Hallo Caroline. Schön, dass du dir etwas Zeit für uns genommen hast. Wie ist deine Tour bisher gelaufen? Genießt du es?
(Caroline entschuldigt sich, steht kurz von der Couch auf und geht zu zwei Personen, die sich direkt neben uns laut unterhalten. Sie bittet sie, in ihrer unglaublich netten Art, doch etwas leiser zu sein, da wir ansonsten die Aufnahmen später nicht mehr hören könnten)
Ich habe bisher vier Konzerte in der Schweiz und ein Konzert in Belgien gespielt. In Baden hatte ich einen Auftritt in einer Venue namens Herbert. Und nur deshalb bin ich eigentlich hier in Europa. Im Herbert hatte ich schon einen Auftritt während meiner letzten Tour. Mit den Leuten dort habe ich mich angefreundet und jetzt haben sie mich gefragt, ob ich denn wieder dort spielen will, weil sie die Venue leider schließen müssen. Es war quasi eine Goodbye-Show. Ich sagte dann, dass ich auch irgendwie für meinen Flug zahlen muss, aber dass das klappen wird, wenn noch ein paar Auftritte mehr dazu kommen würden. Das ist das zauberhafte daran ein unabhängiger Künstler zu sein. Du kommst immer dazu mit verschiedenen Indie-Venues zusammen zu arbeiten und vor allem auch mit Leuten, die an guter Musik interessiert sind und zwar der Liebe zur Musik wegen. Aber alles ist wirklich wunderbar bisher.
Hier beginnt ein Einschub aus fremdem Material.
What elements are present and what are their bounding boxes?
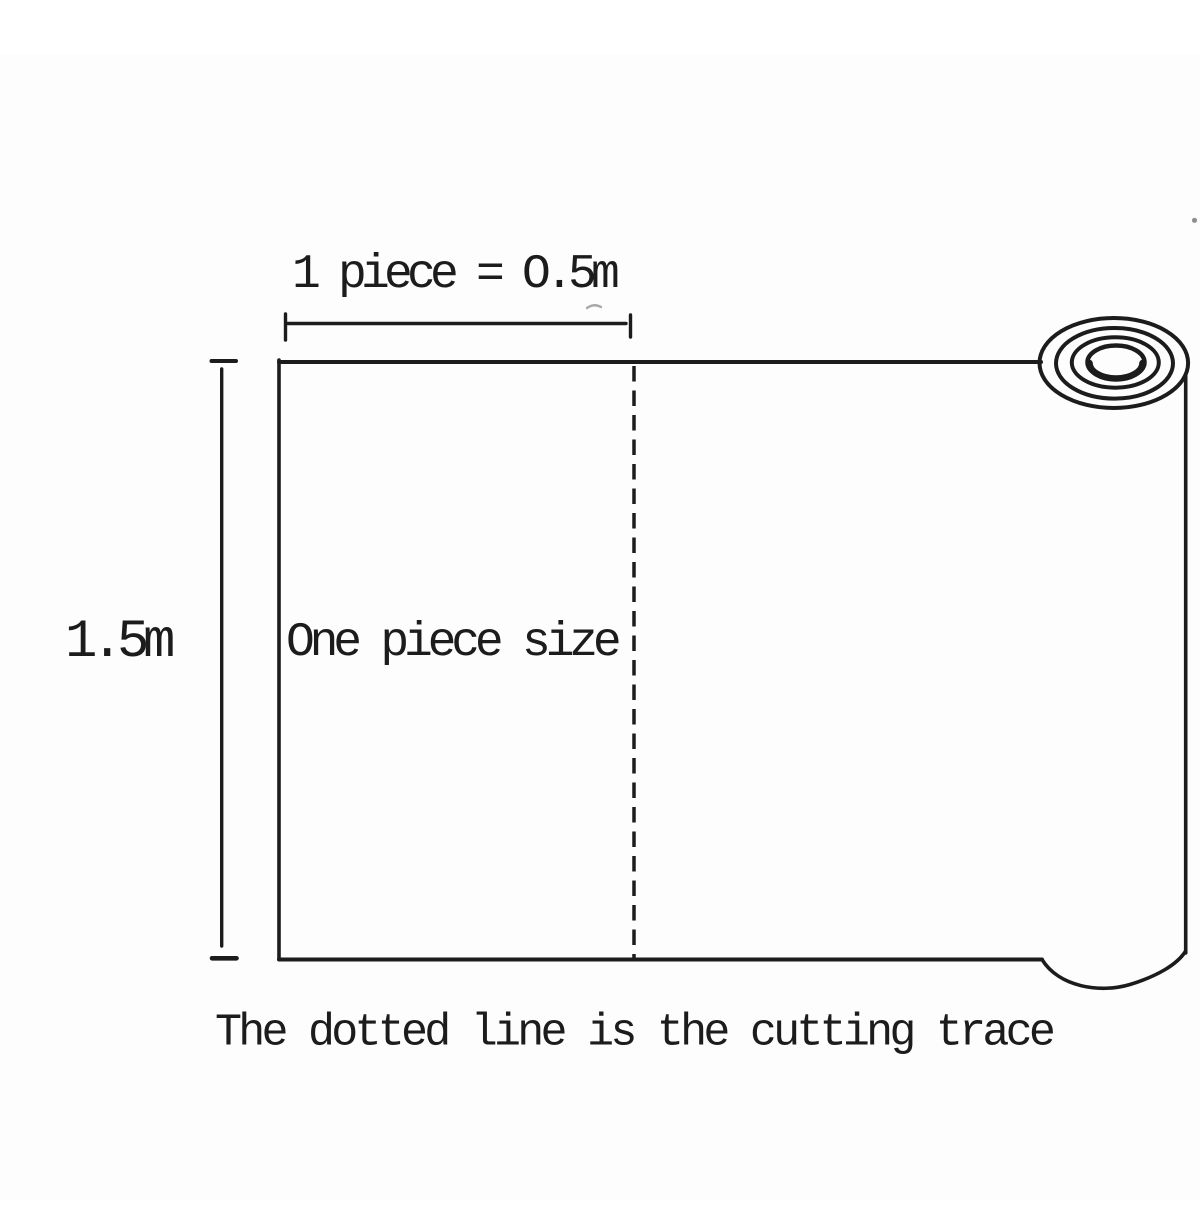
svg-text:The dotted line is the cutting: The dotted line is the cutting trace — [215, 1008, 1054, 1059]
svg-text:1 piece = O.5m: 1 piece = O.5m — [292, 248, 618, 302]
svg-text:1.5m: 1.5m — [65, 612, 173, 673]
svg-text:One piece size: One piece size — [286, 616, 619, 670]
Beim letzten Auftritt in Frankfurt hat deine Mutter das ganze Geschehen zuhause von Kanada aus via Webcam verfolgt. Macht sie das heute wieder?
Oh, ihr seid auch beim letzten Auftritt in Frankfurt dabei gewesen und könnt euch an diese Sache erinnern? Das ist lustig. Beim letzten Mal ist die Verbindung irgendwann abgebrochen. Ich denke nicht, dass ich es heute nochmal machen werde. Das wäre dann zu viel, um das man sich vor dem Auftritt noch kümmern müsste.
Wenn ich mich an dein letztes Konzert in Frankfurt erinnere, war dieses fast ausverkauft. Ist es für dich ein komisches Gefühl, dass die Leute so zahlreich zu deinen Konzerten erscheinen und dir eigentlich nur positive Resonanz vermitteln, obwohl du nicht mal ein Album veröffentlich hast?
Es ist kein komisches Gefühl. Es ist eher ermutigend und fühlt sich wundervoll an. Ich habe ja eigentlich noch nichts zu bieten, außer den Demos, die ich nach den Konzerten verteile. Daher basiert bei mir gerade eigentlich alles auf den Live-Shows. Aber ich hoffe, dass ich im Sommer endlich mein Album fertig aufnehmen kann. Dann kann ich zurückkommen und den Leuten, die mir bisher so viel gegeben haben, endlich etwas zurückgeben.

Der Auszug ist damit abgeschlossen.